Sun, Apr. 16, 2006

Tax Treaty and AMT

SSL - Washington.   The U.S. Court of Appeals for the District of Columbia affirmed the Tax Court's decision in the matter of Peter M. Haver v. Commissioner of Internal Revenue Service, No. 05-1269, on the relationship of the AMT and double tax avoidance treaties. Haver contended that as his German tax liability exceeded his U.S. tax liability he was under no obligation to pay federal income tax.

Instead, Haver relied on Article 23(1) of the Convention Between the United States of America and the Federal Republic of Germany for the Avoidance of Double Taxation of August 29, 1989. Art. 23(1) states that subject to the limitations of U.S. law, U.S. citizens paying taxes in Germany shall be allowed to take a credit for their foreign tax burden against their U.S. income tax obligation. Haver claimed that the Treaty superseded the minimum rules of 26 U.S.C. §59(a)(2)(2000) which stated until the end of 2005 that U.S. citizens could only off set up to 90% of the Alternative Minimum Tax using their foreign tax credit.
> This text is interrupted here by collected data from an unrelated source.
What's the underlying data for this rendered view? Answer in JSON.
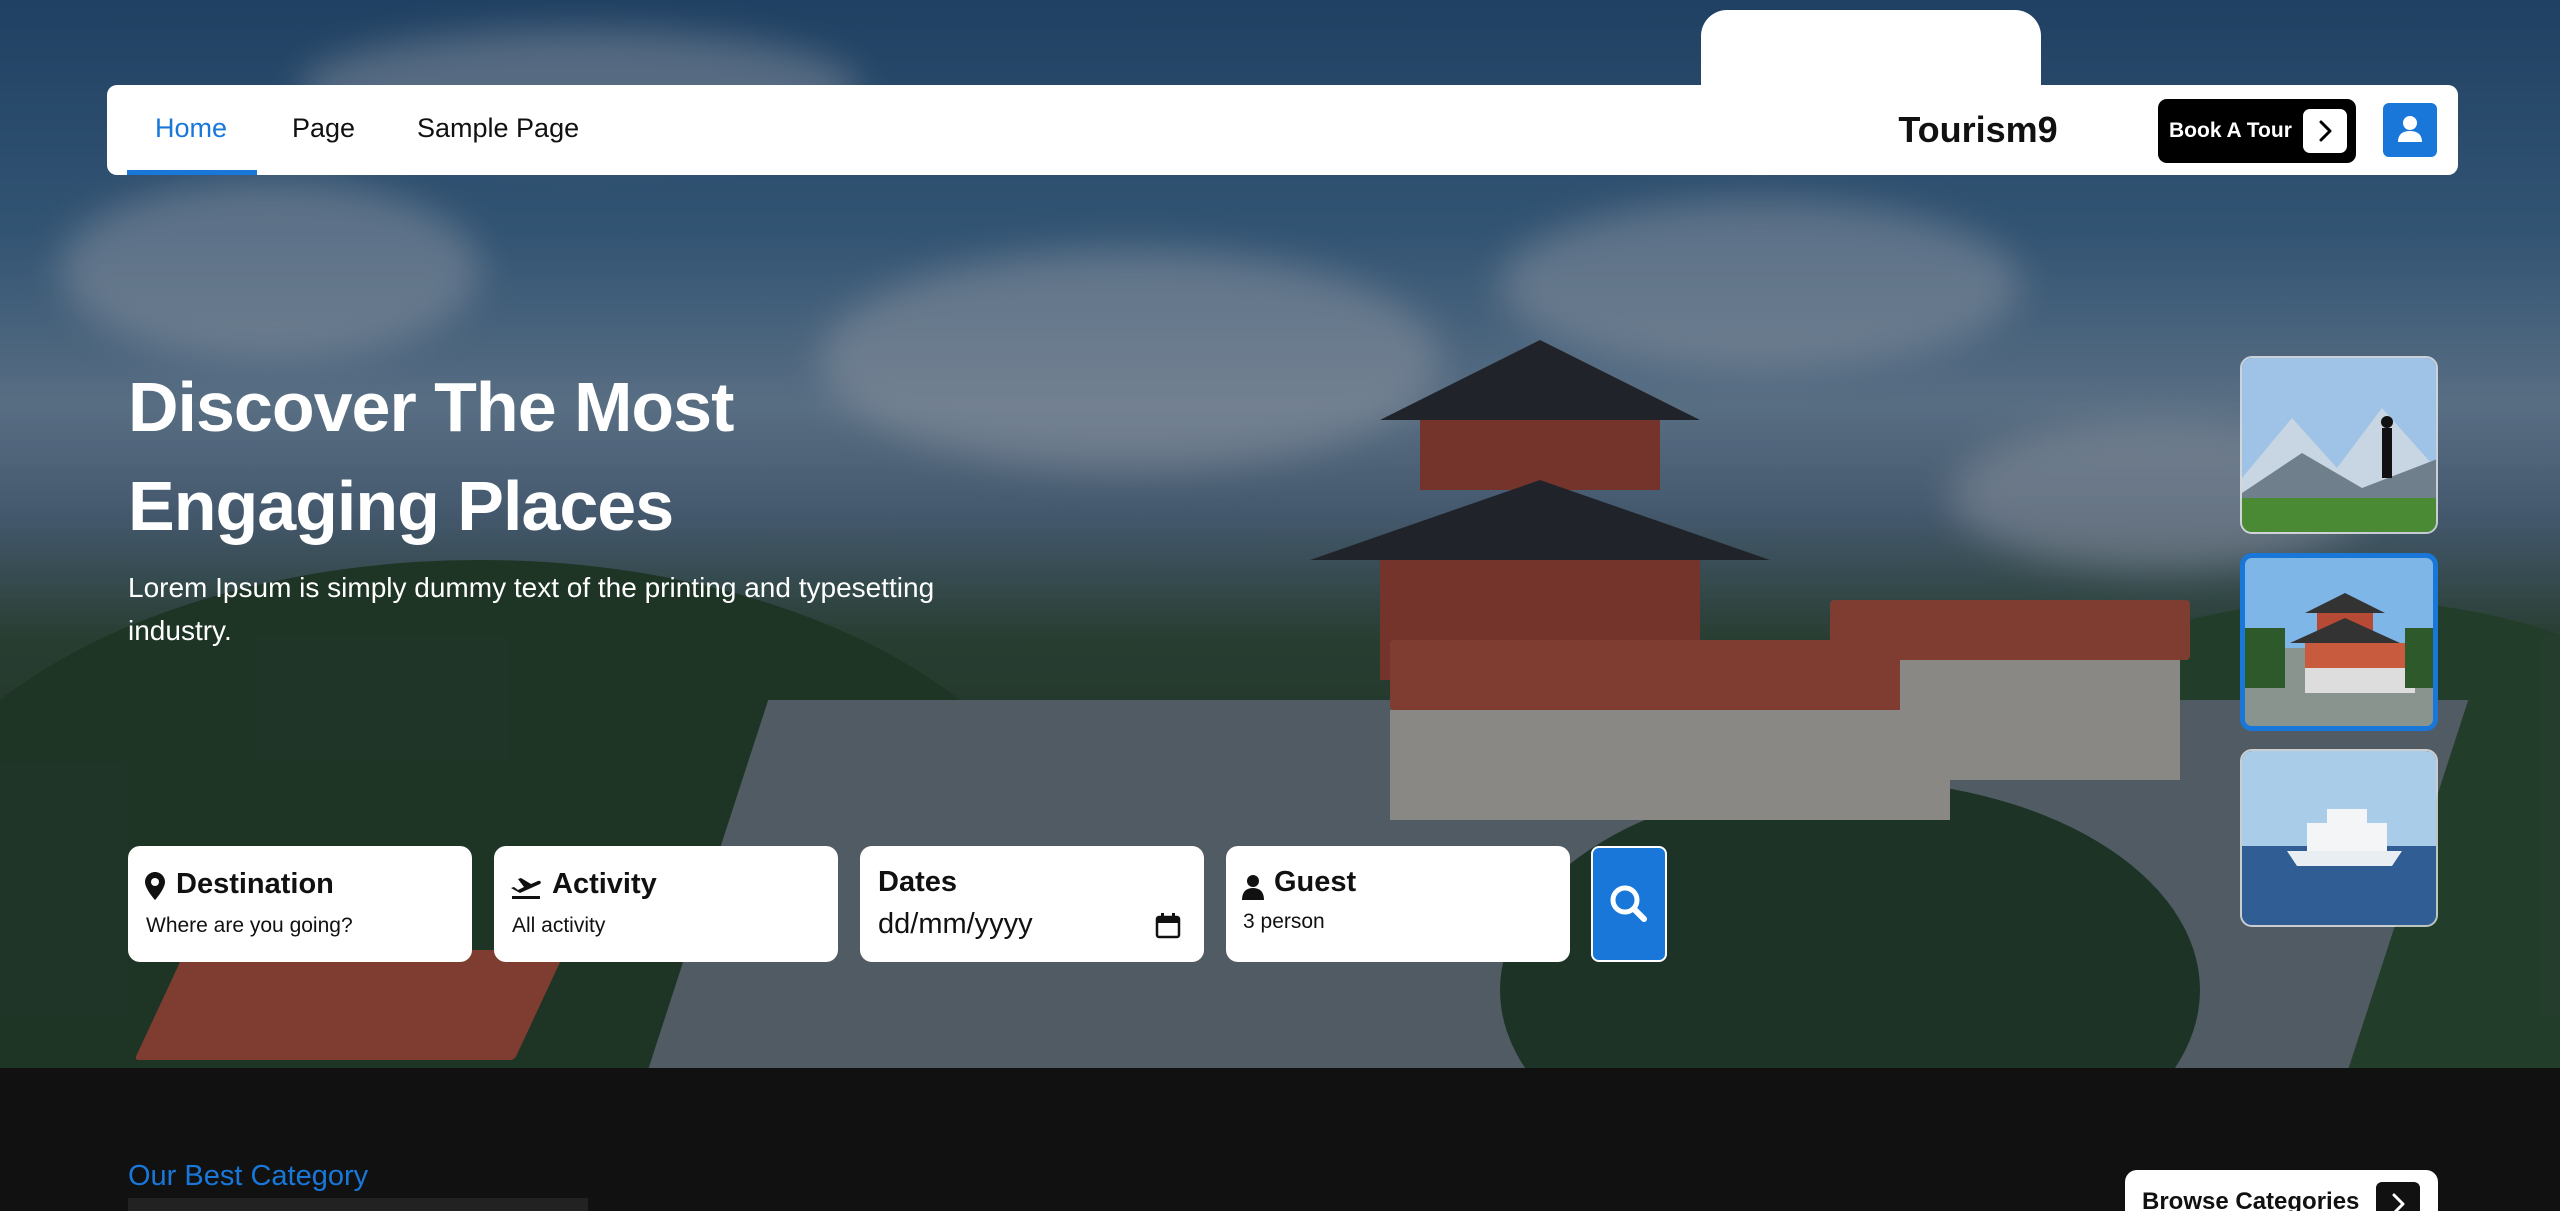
{
  "nav": {
    "links": [
      {
        "label": "Home",
        "active": true
      },
      {
        "label": "Page",
        "active": false
      },
      {
        "label": "Sample Page",
        "active": false
      }
    ],
    "brand": "Tourism9",
    "book_label": "Book A Tour",
    "accent": "#1877d9"
  },
  "hero": {
    "title_line1": "Discover The Most",
    "title_line2": "Engaging Places",
    "subtitle": "Lorem Ipsum is simply dummy text of the printing and typesetting industry."
  },
  "thumbnails": [
    {
      "icon": "mountain-hiker-image",
      "selected": false
    },
    {
      "icon": "temple-image",
      "selected": true
    },
    {
      "icon": "cruise-ship-image",
      "selected": false
    }
  ],
  "search": {
    "destination": {
      "title": "Destination",
      "value": "Where are you going?",
      "icon": "map-pin-icon"
    },
    "activity": {
      "title": "Activity",
      "value": "All activity",
      "icon": "plane-icon"
    },
    "dates": {
      "title": "Dates",
      "value": "dd/mm/yyyy",
      "icon": "calendar-icon"
    },
    "guest": {
      "title": "Guest",
      "value": "3 person",
      "icon": "person-icon"
    }
  },
  "section": {
    "tag": "Our Best Category",
    "browse_label": "Browse Categories"
  }
}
The appellate court concluded on April 11, 2006 that the last-in-time doctrine does not apply in this case. Rather, both the Treaty and the prevailing U.S. law are to be viewed simultaneously. Additionally, §59(a), which dates back to 1969, would have been recognized by the negotiating parties as one of the provisions of preexisting law overriding the Treaty under the language of Art. 23: subject to the limitation of the laws of the United States of America. Some other double taxation treaties to which the United States is a party track identical language, such as the UK-USA Double Taxation Convention and the USA-France Income Tax Treaty.